Soft, juicy, and grown in cooler climates, this summer berry is a key player in summer desserts, fruity sauces, jellies and jams.
Look for plump dry berries with a good shape and reddish colour. It's best to steer clear of ones with their hulls intact, as they'll be under-ripe and too tart for eating.
Enjoy raspberries as soon after picking as possible. Like strawberries, they don't keep well and shouldn't be washed because they lose shape and become soggy.
Serve them at room temperature, rather than straight from the fridge to best appreciate their flavour.
IN THE KITCHEN
Although enjoyed in a host of summery desserts, there's something to be said for simple serving suggestions - soft berries, dusted with sugar and accompanied with lashings of cream will always be a crowd pleaser.

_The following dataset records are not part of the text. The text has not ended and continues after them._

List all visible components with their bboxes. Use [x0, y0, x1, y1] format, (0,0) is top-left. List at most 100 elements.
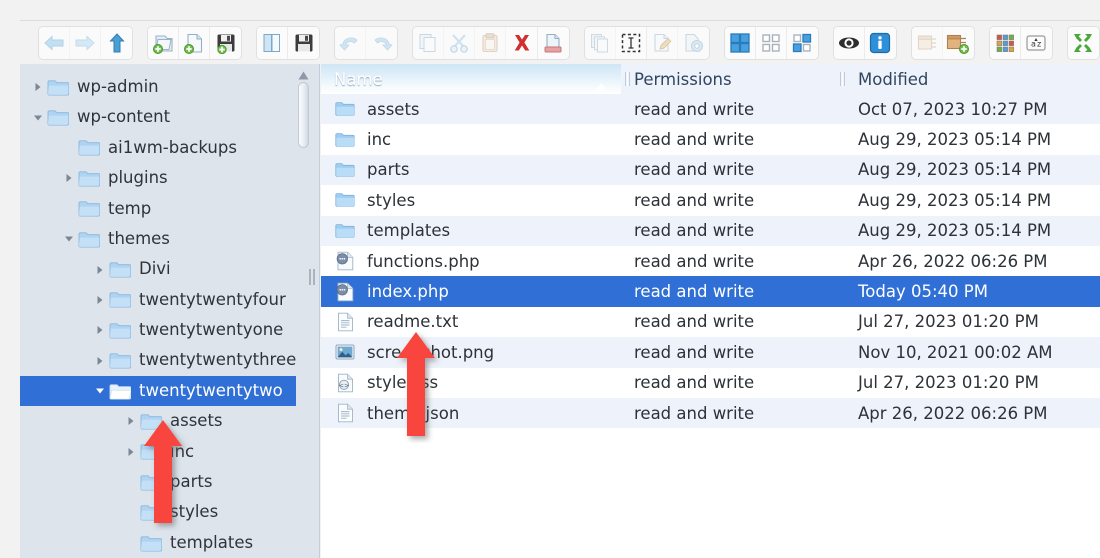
archive-extract-icon[interactable] [911, 26, 943, 59]
file-name-label: theme.json [367, 403, 460, 423]
tree-item-label: assets [170, 411, 223, 431]
tree-item-label: parts [170, 472, 213, 492]
fullscreen-icon[interactable] [1067, 26, 1099, 59]
table-row[interactable]: theme.json read and write Apr 26, 2022 06:… [321, 397, 1100, 429]
table-row[interactable]: index.php read and write Today 05:40 PM [321, 276, 1100, 307]
twisty-expanded-icon[interactable] [30, 110, 46, 126]
twisty-collapsed-icon[interactable] [61, 170, 77, 186]
undo-icon[interactable] [335, 26, 367, 59]
tree-scrollbar[interactable] [296, 64, 311, 558]
grid-large-icon[interactable] [724, 26, 756, 59]
cell-modified: Aug 29, 2023 05:14 PM [858, 221, 1052, 241]
table-row[interactable]: parts read and write Aug 29, 2023 05:14 PM [321, 154, 1100, 186]
twisty-expanded-icon[interactable] [92, 383, 108, 399]
twisty-collapsed-icon[interactable] [123, 413, 139, 429]
toolbar-group-display [832, 25, 897, 60]
tree-item-label: Divi [139, 259, 171, 279]
twisty-none [123, 535, 139, 551]
column-header-modified[interactable]: Modified [836, 64, 1096, 94]
tree-item-twentytwentyone[interactable]: twentytwentyone [20, 315, 305, 345]
new-file-icon[interactable] [179, 26, 211, 59]
tree-item-twentytwentytwo[interactable]: twentytwentytwo [20, 375, 305, 407]
folder-closed-icon [77, 139, 101, 157]
twisty-collapsed-icon[interactable] [92, 262, 108, 278]
cell-name: functions.php [321, 246, 621, 276]
scroll-up-arrow-icon[interactable] [296, 68, 311, 82]
grid-small-icon[interactable] [755, 26, 787, 59]
file-list-body: assets read and write Oct 07, 2023 10:27 P… [321, 94, 1100, 429]
duplicate-files-icon[interactable] [584, 26, 616, 59]
info-icon[interactable] [864, 26, 896, 59]
table-row[interactable]: <> style.css read and write Jul 27, 2023 01… [321, 367, 1100, 398]
clipboard-icon[interactable] [475, 26, 507, 59]
save-icon[interactable] [210, 26, 242, 59]
red-x-icon[interactable] [506, 26, 538, 59]
panel-splitter-grip[interactable] [309, 269, 315, 285]
cell-permissions: read and write [634, 130, 755, 150]
php-file-icon [334, 282, 356, 302]
tree-item-themes[interactable]: themes [20, 224, 305, 254]
table-row[interactable]: screenshot.png read and write Nov 10, 2021… [321, 337, 1100, 368]
column-header-name[interactable]: Name [321, 64, 621, 94]
twisty-expanded-icon[interactable] [61, 231, 77, 247]
folder-open-white-icon [108, 382, 132, 400]
arrow-up-icon[interactable] [101, 26, 133, 59]
file-gear-icon[interactable] [677, 26, 709, 59]
cell-name: <> style.css [321, 368, 621, 398]
tree-item-temp[interactable]: temp [20, 194, 305, 224]
tree-item-parts[interactable]: parts [20, 467, 305, 497]
table-row[interactable]: templates read and write Aug 29, 2023 05:1… [321, 215, 1100, 246]
twisty-collapsed-icon[interactable] [92, 292, 108, 308]
tree-item-plugins[interactable]: plugins [20, 163, 305, 193]
cell-modified: Jul 27, 2023 01:20 PM [858, 373, 1039, 393]
tree-item-wp-content[interactable]: wp-content [20, 102, 305, 132]
redo-icon[interactable] [366, 26, 398, 59]
file-list-panel: Name Permissions Modified assets read and… [321, 64, 1100, 558]
grid-mixed-icon[interactable] [786, 26, 818, 59]
cell-modified: Oct 07, 2023 10:27 PM [858, 99, 1048, 119]
eye-icon[interactable] [833, 26, 865, 59]
twisty-collapsed-icon[interactable] [30, 79, 46, 95]
scissors-icon[interactable] [444, 26, 476, 59]
table-row[interactable]: inc read and write Aug 29, 2023 05:14 PM [321, 124, 1100, 155]
tree-item-templates[interactable]: templates [20, 528, 305, 558]
folder-icon [334, 99, 356, 119]
archive-add-icon[interactable] [942, 26, 974, 59]
apps-grid-icon[interactable] [989, 26, 1021, 59]
scroll-thumb[interactable] [298, 82, 309, 148]
cell-permissions: read and write [634, 251, 755, 271]
toolbar-group-clipboard [412, 25, 570, 60]
rename-file-icon[interactable] [537, 26, 569, 59]
tree-item-inc[interactable]: inc [20, 437, 305, 467]
table-row[interactable]: readme.txt read and write Jul 27, 2023 01:… [321, 306, 1100, 338]
twisty-collapsed-icon[interactable] [92, 322, 108, 338]
folder-closed-icon [139, 473, 163, 491]
marquee-select-icon[interactable] [615, 26, 647, 59]
cell-name: screenshot.png [321, 337, 621, 367]
toolbar-group-screen [1066, 25, 1100, 60]
floppy-disk-icon[interactable] [288, 26, 320, 59]
column-header-permissions[interactable]: Permissions [621, 64, 836, 94]
copy-icon[interactable] [413, 26, 445, 59]
tree-item-twentytwentyfour[interactable]: twentytwentyfour [20, 285, 305, 315]
arrow-right-icon[interactable] [70, 26, 102, 59]
open-book-icon[interactable] [257, 26, 289, 59]
cell-name: inc [321, 124, 621, 154]
table-row[interactable]: functions.php read and write Apr 26, 2022 … [321, 245, 1100, 277]
cell-modified: Jul 27, 2023 01:20 PM [858, 312, 1039, 332]
sort-az-icon[interactable]: az [1020, 26, 1052, 59]
css-file-icon: <> [334, 373, 356, 393]
table-row[interactable]: assets read and write Oct 07, 2023 10:27 P… [321, 94, 1100, 125]
tree-item-styles[interactable]: styles [20, 497, 305, 527]
new-folder-icon[interactable] [148, 26, 180, 59]
tree-item-assets[interactable]: assets [20, 406, 305, 436]
twisty-collapsed-icon[interactable] [92, 353, 108, 369]
table-row[interactable]: styles read and write Aug 29, 2023 05:14 P… [321, 185, 1100, 216]
edit-pencil-icon[interactable] [646, 26, 678, 59]
tree-item-ai1wm-backups[interactable]: ai1wm-backups [20, 133, 305, 163]
tree-item-Divi[interactable]: Divi [20, 254, 305, 284]
twisty-collapsed-icon[interactable] [123, 444, 139, 460]
tree-item-wp-admin[interactable]: wp-admin [20, 72, 305, 102]
tree-item-twentytwentythree[interactable]: twentytwentythree [20, 346, 305, 376]
arrow-left-icon[interactable] [39, 26, 71, 59]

Make a fresh and vibrant sauce by blending raspberries in the liquidiser, straining them to remove seeds, and sweetening with a little icing sugar. A good way of using up extra fruit.
Ring the changes and use raspberries in flans, ice creams, fruity vinegar, sorbets and jellies. They work particularly well in boozy cocktails. Favourite food pairings include combining them with chocolate, mint, cream, and other soft summer fruit.
Raspberries freeze well - scatter in an even layer on a baking tray, and when frozen, tip into plastic bags and secure well.
Their refreshing flavour helps counter the richness of game. For a flavoursome roast duck, try cooking it with a dash of raspberry vinegar for a pleasantly tangy note.